Un villaggio, Ditrău, in Transilvania, dove capitalismo e razzismo mordono, alimentando l’eterna guerra dei poveri. È R.M.N. (da noi Animali selvatici), è la risonanza magnetica che Cristian Mungiu, aristocrazia di Cannes dopo la Palma d’Oro nel 2007 a 4 mesi, 3 settimane, 2 giorni, porta in Concorso a Cannes 75, sottoponendovi la Romania qui e ora.

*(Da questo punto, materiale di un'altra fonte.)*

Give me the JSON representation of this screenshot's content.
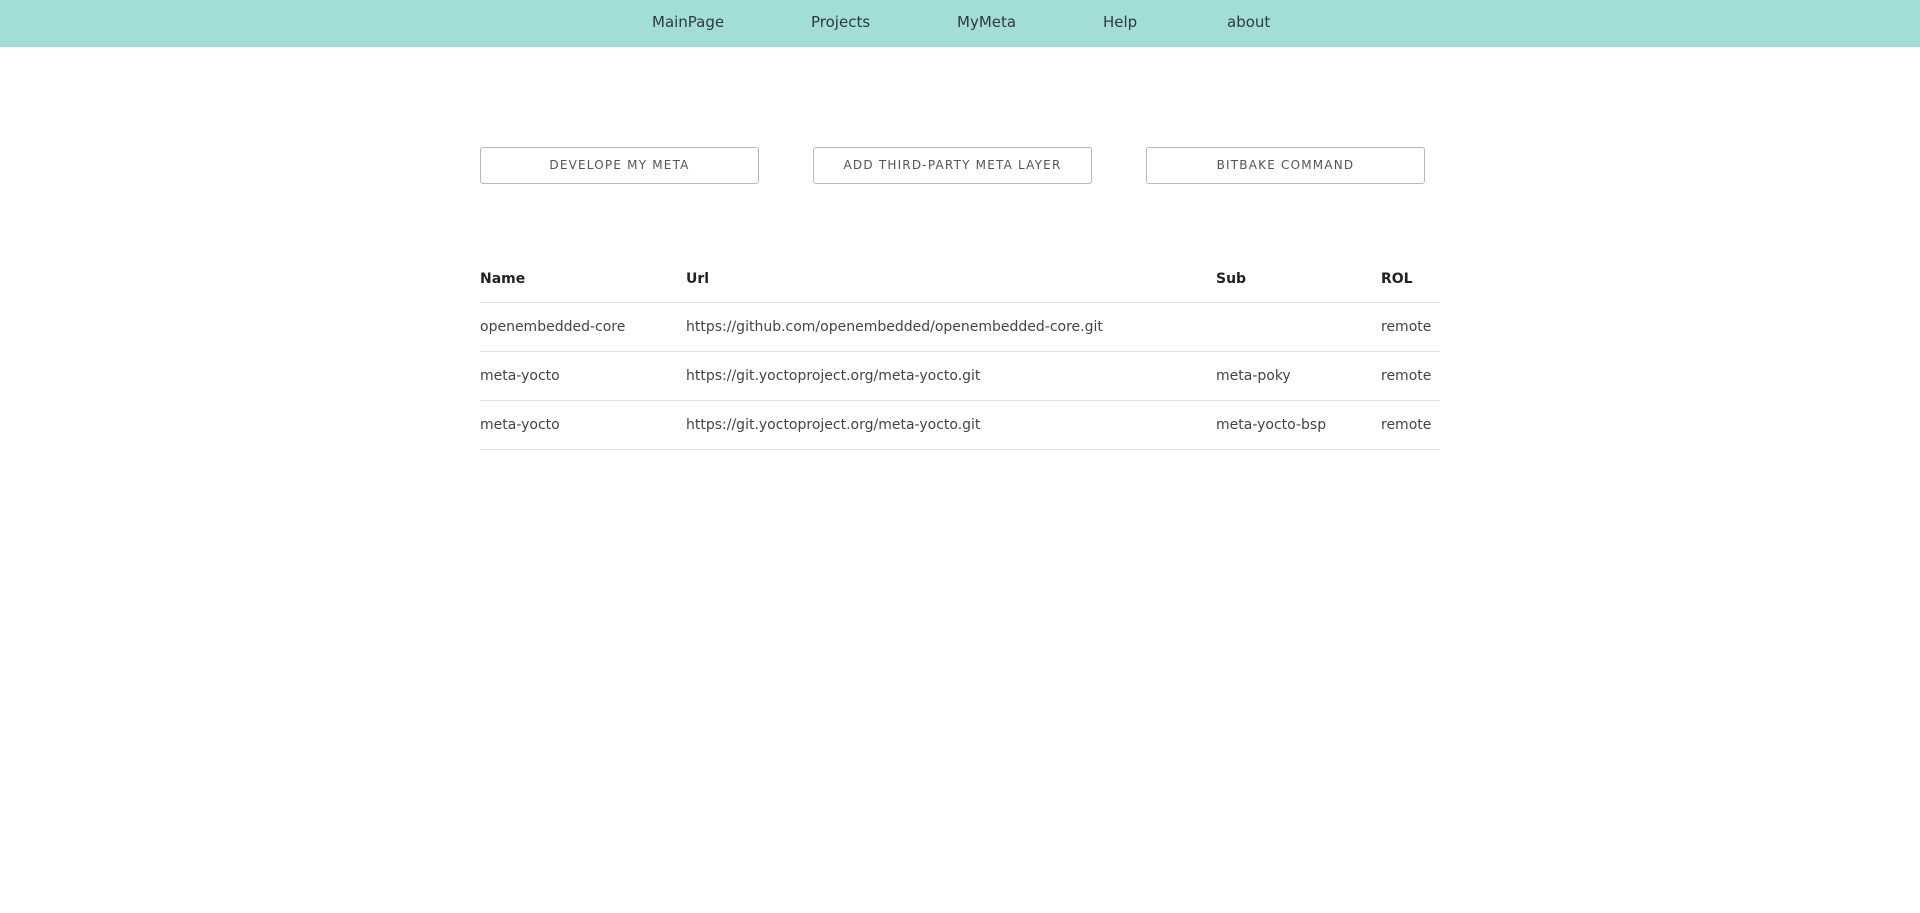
{
  "navbar": {
    "items": [
      {
        "label": "MainPage"
      },
      {
        "label": "Projects"
      },
      {
        "label": "MyMeta"
      },
      {
        "label": "Help"
      },
      {
        "label": "about"
      }
    ]
  },
  "actions": {
    "develope_label": "DEVELOPE MY META",
    "add_layer_label": "ADD THIRD-PARTY META LAYER",
    "bitbake_label": "BITBAKE COMMAND"
  },
  "table": {
    "columns": [
      "Name",
      "Url",
      "Sub",
      "ROL"
    ],
    "rows": [
      {
        "name": "openembedded-core",
        "url": "https://github.com/openembedded/openembedded-core.git",
        "sub": "",
        "rol": "remote"
      },
      {
        "name": "meta-yocto",
        "url": "https://git.yoctoproject.org/meta-yocto.git",
        "sub": "meta-poky",
        "rol": "remote"
      },
      {
        "name": "meta-yocto",
        "url": "https://git.yoctoproject.org/meta-yocto.git",
        "sub": "meta-yocto-bsp",
        "rol": "remote"
      }
    ]
  },
  "colors": {
    "navbar_bg": "#a2ded7",
    "button_border": "#b9b9b9",
    "row_divider": "#e1e1e1"
  }
}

Lo fa tallonando Matthias (Marin Grigore), che molla il lavoro in un mattatoio in Germania, e torna nella sua cittadina, dove i problemi, privati e pubblici, si affastellano: il padre Otto ha un cancro al cervello, con la moglie Ana (Macrina Bârlădeanu) s’è lasciato, il figlio Rudi è angosciato e, poi, un impiego non lo ha, e nel villaggio monta la protesta, xenofoba, giacché per mera convenienza, e facilitazioni europee, il panificio locale ha preso manodopera singalese.

Che fare? Be’, il regista di Un padre, una figlia (2016) sa il fatto suo: indaga, scruta, tra miserie private e pubbliche nefandezze, per capire il male di vivere che incontriamo, lì come altrove.

Lo fa con partitura corale, Matthias e i congiunti, la (ex) amante ungherese Csilla (Judith State, brava e bella) impiegata al panificio, il prete, il sindaco, il medico, la proprietaria della fabbrica, i singalesi, i villici e compagnia berciante, tutti con una ragione, anzi, tutti con un torto. E i torti bisogni classificare: chi peggio, l’imprenditore che sfrutta, prendendo operai stranieri al salario minimo, o il cliente che non compra, perché il pane è impastato da mani straniere?

Mali diversi, nessun gaudio: gli orsi non sono le uniche bestie, la gente s’impicca, la neve copiosa ma non candida, il ritorno al passato e il futuro sbarrato, l’ensemble cacofonico, e, ancora, che fare?

L’intenzione è chiara, l’istanza meno: dall’avidità capitalistica al razzismo, l’obiettivo è individuato, ma non perseguito con adeguata e approfondita analisi, e strano per Mungiu, che senza essere programmatico né a tesi ha saputo a più riprese – si pensi dopo la Palma a Oltre le colline (2012) – decrittare lucidamente le disforie patrie.

Qui no, o comunque meno: si cincischia, si spaccia per ambiguità un’indecisione di fondo, sicché il precipitato ideologico – razzismo e capitale sono due facce della stessa sperequazione – è desunto un tanto al chilo, con qualche approssimazione e facilitazione di troppo, una dialettica fin troppo nostrana.

Ne fa le spese lo stesso Matthias, un po’ Virgilio e un po’ Carneade, che le scarpe le ha grosse, chissà il cervello. E però intenerisce, sul serio, quando all’amante chiede la mano: non per sposarla, ma di tenergliela e basta, perché le parole – degli uni e degli altri – non hanno ormai alcun senso, alcuna residua verità. Come la pace.

Da La morte del signor Lazarescu (2005) di Cristi Puiu a Police, Adjective (2009) di Corneliu Porumboiu fino a Bacalaureat (Un padre, una figlia) dello stesso Mungiu, la (non più) nouvelle vague romena si è ripetutamente confrontata con la corruzione della società: Animali selvatici ha l’ambizione del salto di specie, della destinazione morale, alla voce corruttela, ma fa il passo più lungo della gamba. Irresoluto, se non irrisolto.